Attention: fossil fuel marketers. A large market has just signaled its intention to close. China joins the U.K., Norway, the Netherlands and France in planning to ban the internal combustion engine.
It might be time for fossil fuel companies to review their timelines and assumptions about future product sales volume. And for all others in this fossil fuel business to rethink such things as pipelines.
Joe McDonald writes from Beijing in the Independent about a policy signal that’s hard to sweep under the rug.
China is the biggest auto market by number of vehicles sold, giving any policy changes outsize importance for the global industry.
A deputy industry minister, Xin Guobin, said at an auto industry forum on Saturday his ministry has begun “research on formulating a timetable to stop production and sales of traditional energy vehicles,” according to the Xinhua News Agency and the Communist Party newspaper People’s Daily.
Meanwhile, in Bloomberg News:
China will set a deadline for automakers to end sales of fossil-fuel-powered vehicles, becoming the biggest market to do so in a move that will accelerate the push into the electric car market led by companies including BYD Co. and BAIC Motor Corp.

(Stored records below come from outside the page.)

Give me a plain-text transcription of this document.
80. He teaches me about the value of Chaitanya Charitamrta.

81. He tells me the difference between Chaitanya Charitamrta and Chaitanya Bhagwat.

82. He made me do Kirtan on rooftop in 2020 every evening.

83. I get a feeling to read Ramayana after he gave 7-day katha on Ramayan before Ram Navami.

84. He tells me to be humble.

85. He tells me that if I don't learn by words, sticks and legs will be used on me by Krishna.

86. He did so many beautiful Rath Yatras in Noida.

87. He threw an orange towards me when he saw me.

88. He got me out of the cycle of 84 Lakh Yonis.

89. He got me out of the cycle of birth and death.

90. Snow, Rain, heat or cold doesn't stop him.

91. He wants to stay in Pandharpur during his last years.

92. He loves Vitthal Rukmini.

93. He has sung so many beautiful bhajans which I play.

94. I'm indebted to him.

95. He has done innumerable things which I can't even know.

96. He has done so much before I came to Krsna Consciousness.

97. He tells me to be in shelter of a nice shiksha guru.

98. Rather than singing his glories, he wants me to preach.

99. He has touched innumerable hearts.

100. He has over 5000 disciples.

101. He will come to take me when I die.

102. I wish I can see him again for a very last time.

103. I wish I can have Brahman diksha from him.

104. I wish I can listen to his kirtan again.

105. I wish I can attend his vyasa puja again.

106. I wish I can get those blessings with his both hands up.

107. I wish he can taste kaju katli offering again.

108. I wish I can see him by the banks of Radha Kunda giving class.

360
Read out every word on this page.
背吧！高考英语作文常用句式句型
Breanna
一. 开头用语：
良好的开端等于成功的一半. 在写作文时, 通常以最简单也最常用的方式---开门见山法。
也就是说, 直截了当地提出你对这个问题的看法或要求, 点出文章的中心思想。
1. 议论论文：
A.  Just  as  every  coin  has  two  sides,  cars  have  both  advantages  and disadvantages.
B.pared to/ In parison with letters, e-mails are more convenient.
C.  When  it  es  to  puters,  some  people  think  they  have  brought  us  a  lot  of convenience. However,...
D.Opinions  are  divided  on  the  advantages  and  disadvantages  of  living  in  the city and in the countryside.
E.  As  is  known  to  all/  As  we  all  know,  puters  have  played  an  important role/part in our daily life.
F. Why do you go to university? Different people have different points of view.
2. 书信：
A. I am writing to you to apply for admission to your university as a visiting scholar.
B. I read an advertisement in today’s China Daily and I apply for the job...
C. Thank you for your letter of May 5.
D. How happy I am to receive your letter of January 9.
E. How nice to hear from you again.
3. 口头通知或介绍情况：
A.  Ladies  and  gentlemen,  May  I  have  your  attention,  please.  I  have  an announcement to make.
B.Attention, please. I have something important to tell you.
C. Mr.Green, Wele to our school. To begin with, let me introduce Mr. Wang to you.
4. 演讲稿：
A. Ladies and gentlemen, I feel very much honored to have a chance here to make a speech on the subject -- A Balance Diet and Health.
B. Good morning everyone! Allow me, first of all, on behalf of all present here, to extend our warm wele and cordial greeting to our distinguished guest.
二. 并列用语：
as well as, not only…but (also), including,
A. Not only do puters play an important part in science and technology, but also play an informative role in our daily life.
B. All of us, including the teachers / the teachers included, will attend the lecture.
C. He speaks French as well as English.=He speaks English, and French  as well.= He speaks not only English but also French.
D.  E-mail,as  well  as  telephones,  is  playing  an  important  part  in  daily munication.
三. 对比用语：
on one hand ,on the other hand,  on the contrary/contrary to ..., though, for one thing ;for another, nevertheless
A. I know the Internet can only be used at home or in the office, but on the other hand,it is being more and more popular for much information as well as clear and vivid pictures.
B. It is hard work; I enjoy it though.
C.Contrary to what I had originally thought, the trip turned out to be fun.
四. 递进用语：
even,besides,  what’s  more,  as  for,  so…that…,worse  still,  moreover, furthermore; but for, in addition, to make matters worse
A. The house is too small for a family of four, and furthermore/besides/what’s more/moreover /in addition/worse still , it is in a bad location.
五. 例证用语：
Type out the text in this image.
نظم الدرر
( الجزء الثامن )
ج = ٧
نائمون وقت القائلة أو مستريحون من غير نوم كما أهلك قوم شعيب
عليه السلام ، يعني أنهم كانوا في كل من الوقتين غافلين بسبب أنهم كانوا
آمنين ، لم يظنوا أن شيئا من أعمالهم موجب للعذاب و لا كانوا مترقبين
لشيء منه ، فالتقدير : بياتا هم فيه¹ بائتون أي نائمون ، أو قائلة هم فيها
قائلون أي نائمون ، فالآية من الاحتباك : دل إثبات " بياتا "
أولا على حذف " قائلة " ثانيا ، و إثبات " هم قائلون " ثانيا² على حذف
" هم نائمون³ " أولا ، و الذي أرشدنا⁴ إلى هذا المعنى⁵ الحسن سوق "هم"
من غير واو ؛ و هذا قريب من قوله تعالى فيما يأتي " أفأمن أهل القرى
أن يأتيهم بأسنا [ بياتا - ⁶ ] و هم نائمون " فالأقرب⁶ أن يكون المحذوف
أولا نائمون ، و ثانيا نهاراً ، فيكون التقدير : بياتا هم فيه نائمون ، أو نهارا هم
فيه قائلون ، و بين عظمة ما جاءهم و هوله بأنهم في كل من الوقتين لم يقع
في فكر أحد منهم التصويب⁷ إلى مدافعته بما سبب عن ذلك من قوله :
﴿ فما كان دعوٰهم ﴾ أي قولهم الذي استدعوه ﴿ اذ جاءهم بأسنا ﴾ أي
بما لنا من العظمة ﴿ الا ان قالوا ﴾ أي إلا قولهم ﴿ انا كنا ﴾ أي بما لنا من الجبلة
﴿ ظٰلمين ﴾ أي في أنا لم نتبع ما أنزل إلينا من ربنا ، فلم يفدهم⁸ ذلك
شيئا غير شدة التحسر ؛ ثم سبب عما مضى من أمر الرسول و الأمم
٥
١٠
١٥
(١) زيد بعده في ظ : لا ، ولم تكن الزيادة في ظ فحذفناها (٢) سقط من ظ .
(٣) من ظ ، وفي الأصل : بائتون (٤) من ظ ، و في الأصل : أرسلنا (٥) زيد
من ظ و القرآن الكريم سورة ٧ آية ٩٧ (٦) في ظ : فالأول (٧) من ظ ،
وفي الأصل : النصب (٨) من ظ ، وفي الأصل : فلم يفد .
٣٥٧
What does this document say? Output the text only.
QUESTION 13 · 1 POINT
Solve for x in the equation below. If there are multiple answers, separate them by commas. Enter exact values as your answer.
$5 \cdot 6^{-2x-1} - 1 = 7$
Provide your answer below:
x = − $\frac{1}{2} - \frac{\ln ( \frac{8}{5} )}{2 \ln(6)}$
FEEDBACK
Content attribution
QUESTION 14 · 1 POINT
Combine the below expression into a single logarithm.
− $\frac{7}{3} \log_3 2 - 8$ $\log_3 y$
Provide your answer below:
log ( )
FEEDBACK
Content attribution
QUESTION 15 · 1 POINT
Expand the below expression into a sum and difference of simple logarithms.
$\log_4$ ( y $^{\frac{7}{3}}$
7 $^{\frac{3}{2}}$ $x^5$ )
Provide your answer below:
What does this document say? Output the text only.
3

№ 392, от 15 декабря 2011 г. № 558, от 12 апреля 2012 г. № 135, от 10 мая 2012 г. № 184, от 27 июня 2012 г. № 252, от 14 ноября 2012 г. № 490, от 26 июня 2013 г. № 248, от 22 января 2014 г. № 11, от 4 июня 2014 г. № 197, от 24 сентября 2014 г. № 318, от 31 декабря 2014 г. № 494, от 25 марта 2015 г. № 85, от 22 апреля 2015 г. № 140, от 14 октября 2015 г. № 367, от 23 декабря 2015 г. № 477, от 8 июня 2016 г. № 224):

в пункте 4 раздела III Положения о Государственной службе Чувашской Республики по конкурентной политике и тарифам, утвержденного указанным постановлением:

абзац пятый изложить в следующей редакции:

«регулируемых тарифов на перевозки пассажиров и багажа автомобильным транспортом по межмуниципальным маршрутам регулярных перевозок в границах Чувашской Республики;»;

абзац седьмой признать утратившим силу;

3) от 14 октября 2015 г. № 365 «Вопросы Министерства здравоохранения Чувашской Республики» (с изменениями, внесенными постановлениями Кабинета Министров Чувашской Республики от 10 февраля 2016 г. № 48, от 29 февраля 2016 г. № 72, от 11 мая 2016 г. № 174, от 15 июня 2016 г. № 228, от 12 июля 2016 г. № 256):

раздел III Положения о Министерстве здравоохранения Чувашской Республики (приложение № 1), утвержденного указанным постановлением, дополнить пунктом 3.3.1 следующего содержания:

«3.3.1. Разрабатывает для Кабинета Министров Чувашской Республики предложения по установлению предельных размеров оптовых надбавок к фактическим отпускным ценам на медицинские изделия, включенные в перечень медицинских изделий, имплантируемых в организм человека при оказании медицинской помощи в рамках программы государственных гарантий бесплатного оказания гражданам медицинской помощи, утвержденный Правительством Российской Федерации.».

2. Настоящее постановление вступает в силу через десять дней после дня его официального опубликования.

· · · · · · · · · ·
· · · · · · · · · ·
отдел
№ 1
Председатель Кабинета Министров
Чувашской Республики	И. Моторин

Xin Guobin, the vice minister of industry and information technology, said the government is working with other regulators on a timetable to end production and sales. The move will have a profound impact on the environment and growth of China’s auto industry, Xin said at an auto forum in Tianjin on Saturday.
The world’s second-biggest economy, which has vowed to cap its carbon emissions by 2030 and curb worsening air pollution, is the latest to join countries such as the U.K. and France seeking to phase out vehicles using gasoline and diesel. The looming ban on combustion-engine automobiles will goad both local and global automakers to focus on introducing more zero-emission electric cars to help clean up smog-choked major cities.
“The implementation of the ban for such a big market like China can be later than 2040,” said Liu Zhijia, an assistant general manager at Chery Automobile Co., the country’s biggest passenger car exporter that unveiled a new line for upscale battery-powered and plug-in hybrid models at the Frankfurt motor show last week. “That will leave plenty of time for everyone to prepare.”













Seems something happened to my post here. I don’t think electric cars are the answer to the question that needs asking. Banning internal combustion engines is of course needed, but it does nothing to address the issues with a society based on automobiles and related infrastructure.
We (the royal we) need to do better.
I agree. The world plateau and decline of car dependency needs to be accelerated concurrently with building more walkable and transit-oriented communities.
Why? Because it’s 2017.
Hot investment tip: buy shares in lithium producers quickly. When the monolithic Chinese government makes a decision , they act quickly. Just look at their massive PV panel production (now with very high quality products) and high-speed rail build-out. Lithium, like oil, is a non-renewable resource.
Is this what you meant?
https://en.wikipedia.org/wiki/Royal_we
Fossil fuel companies need to diversify. If they don’t, they may suffer the same fate as companies like Kodak, who failed to change quickly enough.